Discoteca Básica (36) Five leaves left

Espécie de Rimbaud do pop rock, Nick Drake foi um dos artistas mais talentosos e autênticos de seu tempo

Belo como um Deus Apolo e com vocação para poeta maldito, Nick Drake foi, sem sombra de dúvidas, um dos artistas mais singulares e brilhantes de seu tempo. Se tivesse vivido no século 19, seria uma espécie de Lorde Byron ou Charles Baudelaire da época. Rimbaud da música pop dos anos 60, o cantor folk britânico morreu jovem, aos 26 anos, de causas obscuras. Depressivo, há quem acredite que ele tenha cometido suicídio em novembro de 1974, após vários anos acometidos por distúrbios mentais.
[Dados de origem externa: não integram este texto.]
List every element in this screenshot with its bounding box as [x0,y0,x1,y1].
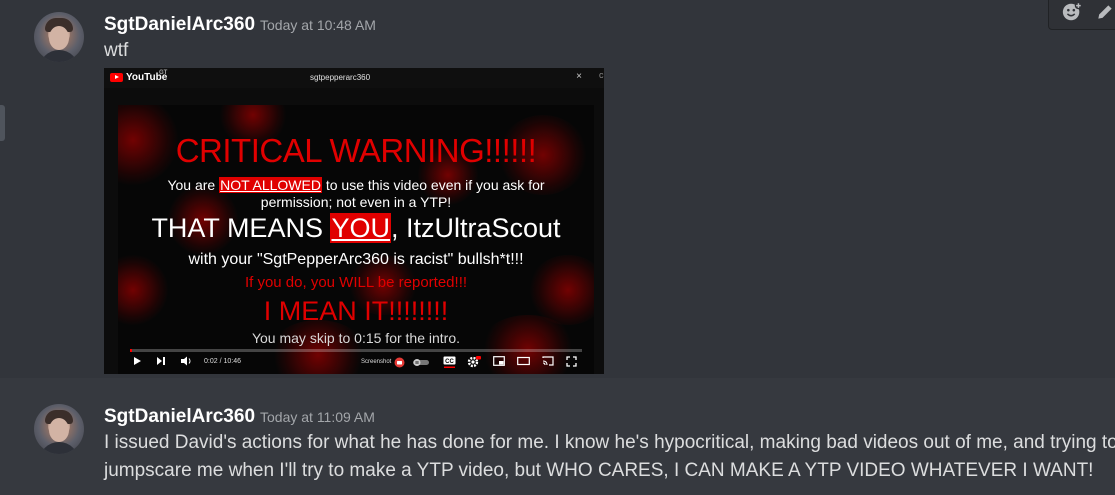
edit-button[interactable] [1091,0,1115,26]
video-progress-fill [130,349,132,352]
close-icon: × [576,71,582,82]
gear-icon [467,356,481,368]
volume-button [180,356,192,366]
play-icon [134,357,141,365]
message-timestamp: Today at 11:09 AM [260,409,375,425]
settings-button [467,356,481,368]
video-time: 0:02 / 10:46 [204,358,241,365]
fullscreen-button [566,356,577,367]
youtube-header: YouTube GT sgtpepperarc360 × c [104,68,604,88]
warning-emphasis: I MEAN IT!!!!!!!! [263,296,449,326]
avatar[interactable] [34,404,84,454]
video-frame: CRITICAL WARNING!!!!!! You are NOT ALLOW… [118,105,594,374]
message-content: wtf [104,40,129,61]
play-button [132,356,142,366]
cast-button [542,356,554,366]
youtube-search-box: sgtpepperarc360 × [310,71,582,82]
warning-callout: THAT MEANS YOU, ItzUltraScout [151,213,561,243]
message-content-line: I issued David's actions for what he has… [104,432,1115,453]
autoplay-toggle [412,358,430,367]
captions-icon: CC [443,356,456,368]
video-progress-bar [130,349,582,352]
skip-note: You may skip to 0:15 for the intro. [251,330,461,346]
avatar[interactable] [34,12,84,62]
fullscreen-icon [566,356,577,367]
add-reaction-icon [1062,1,1082,21]
warning-line: If you do, you WILL be reported!!! [244,274,468,291]
scroll-indicator [0,105,5,141]
next-button [156,356,166,366]
toggle-icon [413,359,429,366]
svg-text:CC: CC [445,359,454,365]
volume-icon [181,356,191,366]
captions-button: CC [443,356,456,368]
theater-icon [517,356,530,366]
message-toolbar [1048,0,1115,30]
warning-line: with your "SgtPepperArc360 is racist" bu… [188,251,524,268]
warning-line: permission; not even in a YTP! [260,194,452,210]
username[interactable]: SgtDanielArc360 [104,406,255,428]
warning-title: CRITICAL WARNING!!!!!! [175,132,537,169]
search-edge-icon: c [599,70,604,80]
screenshot-extension-button [394,357,405,368]
username[interactable]: SgtDanielArc360 [104,14,255,36]
theater-mode-button [517,356,530,366]
player-controls: 0:02 / 10:46 Screenshot CC [118,353,594,374]
next-icon [157,357,165,365]
youtube-logo: YouTube GT [110,70,167,83]
add-reaction-button[interactable] [1058,0,1086,26]
edit-icon [1097,5,1112,19]
message-content-line: jumpscare me when I'll try to make a YTP… [104,460,1094,481]
youtube-play-icon [110,73,123,82]
screenshot-icon [394,357,405,368]
message-timestamp: Today at 10:48 AM [260,17,376,33]
message-content: I issued David's actions for what he has… [104,429,1115,485]
video-screenshot-attachment[interactable]: YouTube GT sgtpepperarc360 × c CRITICAL … [104,68,604,374]
miniplayer-icon [493,356,505,366]
screenshot-extension-label: Screenshot [361,359,392,365]
miniplayer-button [493,356,505,366]
cast-icon [542,356,554,366]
Mais isso não tem problema porque Deus ama os suicidas.

Suicídio ou não, o fato é que, Nick Drake é hoje um dos astros da cultura recente, mais cultuados dos últimos tempos. Renato Russo que o diga. Bem, arranho o violão e sou metido a escrever canções. Se eu pudesse e tivesse talento, queria escrever canções como a do Nick Drake, um cantor e compositor de veia melancólica e obra existencialista densa, intensa e marcante. O que mais me chama atenção em Nick Drake era a sua sensibilidade. Devoto da solidão, intimista ao extremo, esse bardo de alma torturada era de uma sinceridade perturbadora: “Eu não sinto nenhuma emoção sobre nada, eu não quero rir nem chorar, estou dormente, morto por dentro”, disse certa vez a um amigo.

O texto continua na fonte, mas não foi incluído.